An Era of Darkness: the British Empire in India by Shashi Tharoor. He pretty much takes Britain's bottom its rapacious, the loot of India. We can see in this book, he gives all the arguments required to establish that British colonial rule was a terrible experience for Indians and he does so with a consummate debater’s skill. His book is, in fact, an expanded take on British exploitation of India that famously carried the day for Tharoor. According to Tharoor, there was nothing restoring in the British rule of our country. What India had to suffer under them was humiliation on an enormous order and maintained violence of a kind it had never experienced before. In short, British rule was, according to Tharoor, an era of darkness for India, throughout which it suffered several men made famines, wars, racism, the deportation of its people to distant lands and economic exploitation on a remarkable hierarchy. Tharoor even demands time compensation and a public apology from the British for all the damage they had caused India. Tharoor’s debate established and wildly popular in India. Everything the British did in India, Tharoor asserts that it was for their own benefit and never for that of the Indian. This is a timely book, for, in the era when bold claims are being made about Britain's Global aspirations, the need for temper British imperial nostalgia with postcolonial responsibility has never been greater.

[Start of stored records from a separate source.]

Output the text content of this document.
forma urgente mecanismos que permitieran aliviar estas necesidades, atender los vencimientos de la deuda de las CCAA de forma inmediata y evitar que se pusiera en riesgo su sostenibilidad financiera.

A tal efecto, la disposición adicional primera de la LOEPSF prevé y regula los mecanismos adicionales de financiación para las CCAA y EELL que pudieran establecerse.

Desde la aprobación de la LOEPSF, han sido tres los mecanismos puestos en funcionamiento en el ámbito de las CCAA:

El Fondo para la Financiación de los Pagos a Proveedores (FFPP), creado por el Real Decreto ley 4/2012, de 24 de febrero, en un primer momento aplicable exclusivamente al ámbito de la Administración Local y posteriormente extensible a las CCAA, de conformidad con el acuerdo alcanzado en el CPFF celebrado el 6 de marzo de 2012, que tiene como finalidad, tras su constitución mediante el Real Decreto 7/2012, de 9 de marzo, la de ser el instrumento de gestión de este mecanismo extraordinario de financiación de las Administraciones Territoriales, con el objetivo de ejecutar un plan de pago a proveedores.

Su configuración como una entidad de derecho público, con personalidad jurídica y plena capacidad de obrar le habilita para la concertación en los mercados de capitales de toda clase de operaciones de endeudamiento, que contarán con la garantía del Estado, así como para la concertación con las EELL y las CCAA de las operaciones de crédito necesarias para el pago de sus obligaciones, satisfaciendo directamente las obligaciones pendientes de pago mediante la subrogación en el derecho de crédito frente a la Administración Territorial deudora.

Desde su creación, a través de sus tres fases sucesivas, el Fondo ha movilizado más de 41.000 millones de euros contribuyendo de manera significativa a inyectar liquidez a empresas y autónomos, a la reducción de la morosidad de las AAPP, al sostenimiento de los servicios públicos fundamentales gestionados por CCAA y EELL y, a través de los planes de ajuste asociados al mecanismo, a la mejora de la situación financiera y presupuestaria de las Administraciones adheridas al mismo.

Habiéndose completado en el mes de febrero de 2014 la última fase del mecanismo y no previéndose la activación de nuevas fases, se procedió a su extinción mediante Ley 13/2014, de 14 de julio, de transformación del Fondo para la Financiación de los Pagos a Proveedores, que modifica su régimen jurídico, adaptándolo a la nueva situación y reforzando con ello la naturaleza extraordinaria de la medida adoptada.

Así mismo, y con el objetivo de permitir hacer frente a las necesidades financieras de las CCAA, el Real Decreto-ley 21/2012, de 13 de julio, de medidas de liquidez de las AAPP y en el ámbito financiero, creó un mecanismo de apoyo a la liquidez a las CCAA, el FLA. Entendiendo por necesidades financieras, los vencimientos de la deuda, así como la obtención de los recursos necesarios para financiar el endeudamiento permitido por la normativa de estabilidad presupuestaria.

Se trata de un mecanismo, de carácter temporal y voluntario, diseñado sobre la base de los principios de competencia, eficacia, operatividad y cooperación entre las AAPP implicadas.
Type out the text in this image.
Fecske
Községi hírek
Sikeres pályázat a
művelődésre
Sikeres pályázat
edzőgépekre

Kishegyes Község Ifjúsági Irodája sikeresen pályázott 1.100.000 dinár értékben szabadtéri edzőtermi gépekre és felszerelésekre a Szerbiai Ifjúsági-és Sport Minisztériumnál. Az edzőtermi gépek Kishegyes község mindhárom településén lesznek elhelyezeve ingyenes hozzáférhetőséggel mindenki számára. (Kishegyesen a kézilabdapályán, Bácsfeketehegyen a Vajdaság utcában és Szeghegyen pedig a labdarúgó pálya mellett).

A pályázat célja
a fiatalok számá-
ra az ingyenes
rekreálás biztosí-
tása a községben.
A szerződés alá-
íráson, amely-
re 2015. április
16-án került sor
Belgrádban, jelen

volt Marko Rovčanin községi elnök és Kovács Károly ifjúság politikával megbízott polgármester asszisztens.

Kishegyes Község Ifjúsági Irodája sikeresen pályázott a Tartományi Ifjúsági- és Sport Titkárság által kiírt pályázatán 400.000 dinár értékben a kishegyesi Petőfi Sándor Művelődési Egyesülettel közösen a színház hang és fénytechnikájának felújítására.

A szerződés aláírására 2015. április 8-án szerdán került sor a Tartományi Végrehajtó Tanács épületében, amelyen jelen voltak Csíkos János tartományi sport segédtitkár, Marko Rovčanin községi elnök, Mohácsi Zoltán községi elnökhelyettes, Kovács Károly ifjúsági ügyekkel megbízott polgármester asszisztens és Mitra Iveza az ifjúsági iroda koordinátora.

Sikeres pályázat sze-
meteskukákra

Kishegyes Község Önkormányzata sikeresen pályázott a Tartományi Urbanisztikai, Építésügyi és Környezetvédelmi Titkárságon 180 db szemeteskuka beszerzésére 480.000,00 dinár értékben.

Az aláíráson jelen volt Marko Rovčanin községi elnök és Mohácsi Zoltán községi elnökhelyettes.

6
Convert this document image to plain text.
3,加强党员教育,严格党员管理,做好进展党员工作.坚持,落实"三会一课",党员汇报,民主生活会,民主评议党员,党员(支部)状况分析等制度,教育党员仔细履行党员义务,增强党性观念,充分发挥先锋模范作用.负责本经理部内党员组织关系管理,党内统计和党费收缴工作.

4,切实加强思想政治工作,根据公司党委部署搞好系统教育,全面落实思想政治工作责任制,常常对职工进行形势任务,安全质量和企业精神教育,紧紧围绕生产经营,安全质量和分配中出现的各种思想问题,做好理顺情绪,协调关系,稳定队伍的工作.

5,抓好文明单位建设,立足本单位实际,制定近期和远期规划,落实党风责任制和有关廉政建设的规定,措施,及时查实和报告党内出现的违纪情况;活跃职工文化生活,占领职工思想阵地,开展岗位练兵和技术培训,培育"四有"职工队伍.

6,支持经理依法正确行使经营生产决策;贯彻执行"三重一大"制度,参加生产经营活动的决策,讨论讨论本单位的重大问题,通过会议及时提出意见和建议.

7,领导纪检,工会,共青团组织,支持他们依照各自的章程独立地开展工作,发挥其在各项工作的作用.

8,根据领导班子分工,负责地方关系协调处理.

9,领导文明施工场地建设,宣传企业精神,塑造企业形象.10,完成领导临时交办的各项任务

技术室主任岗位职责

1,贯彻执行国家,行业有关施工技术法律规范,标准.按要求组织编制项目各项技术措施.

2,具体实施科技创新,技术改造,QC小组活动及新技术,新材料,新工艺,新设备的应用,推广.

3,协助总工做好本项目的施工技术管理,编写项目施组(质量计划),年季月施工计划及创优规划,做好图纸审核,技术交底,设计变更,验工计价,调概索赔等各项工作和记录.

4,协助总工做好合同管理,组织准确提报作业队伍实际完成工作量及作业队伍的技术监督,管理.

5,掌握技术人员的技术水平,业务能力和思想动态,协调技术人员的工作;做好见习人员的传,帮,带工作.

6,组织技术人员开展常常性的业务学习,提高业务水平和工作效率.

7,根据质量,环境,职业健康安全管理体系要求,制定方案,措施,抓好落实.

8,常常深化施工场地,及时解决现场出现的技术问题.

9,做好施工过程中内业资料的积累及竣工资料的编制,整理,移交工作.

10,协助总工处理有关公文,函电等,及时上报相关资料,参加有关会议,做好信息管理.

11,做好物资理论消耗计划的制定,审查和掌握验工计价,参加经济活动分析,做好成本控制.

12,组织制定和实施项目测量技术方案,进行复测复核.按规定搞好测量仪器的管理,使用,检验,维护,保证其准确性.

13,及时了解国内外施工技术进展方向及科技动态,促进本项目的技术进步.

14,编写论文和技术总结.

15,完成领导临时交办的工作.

Ngugi Wa Thiong'o's views on decolonising mind:-
                       

Ngugi Wa Thiong'o's famous work of postcolonial theory, entitled decolonizing the mind. Ngugi focuses principally on the role of the English language, English Literature and colonial education of denigrating, eroding and criminalizing indigenous culture as a way of reformulating how colonized people saw themselves and their relationship with the world🌎 around them. Africa is still living was obviously economic and political despite the claims of Bible wielding diplomats but it was an also cultural. African countries as colonies came to be defined and to define themselves in terms of the language of Europe English speaking, French-speaking, or Portuguese speaking, African countries. Ngugi argues that British 🇬🇧 education and the enforcement of the English language compromised his own culture. Ngugi advocates the reclamation of African culture and the excision of culture and the English language - though he understands that one can never go back the before the colonial encounter, he argues that the only way Africans once again take pride in Africa and culture by teaching it and making Europeans or westerners acknowledge the validity,  legitimacy and the importance of African language and culture.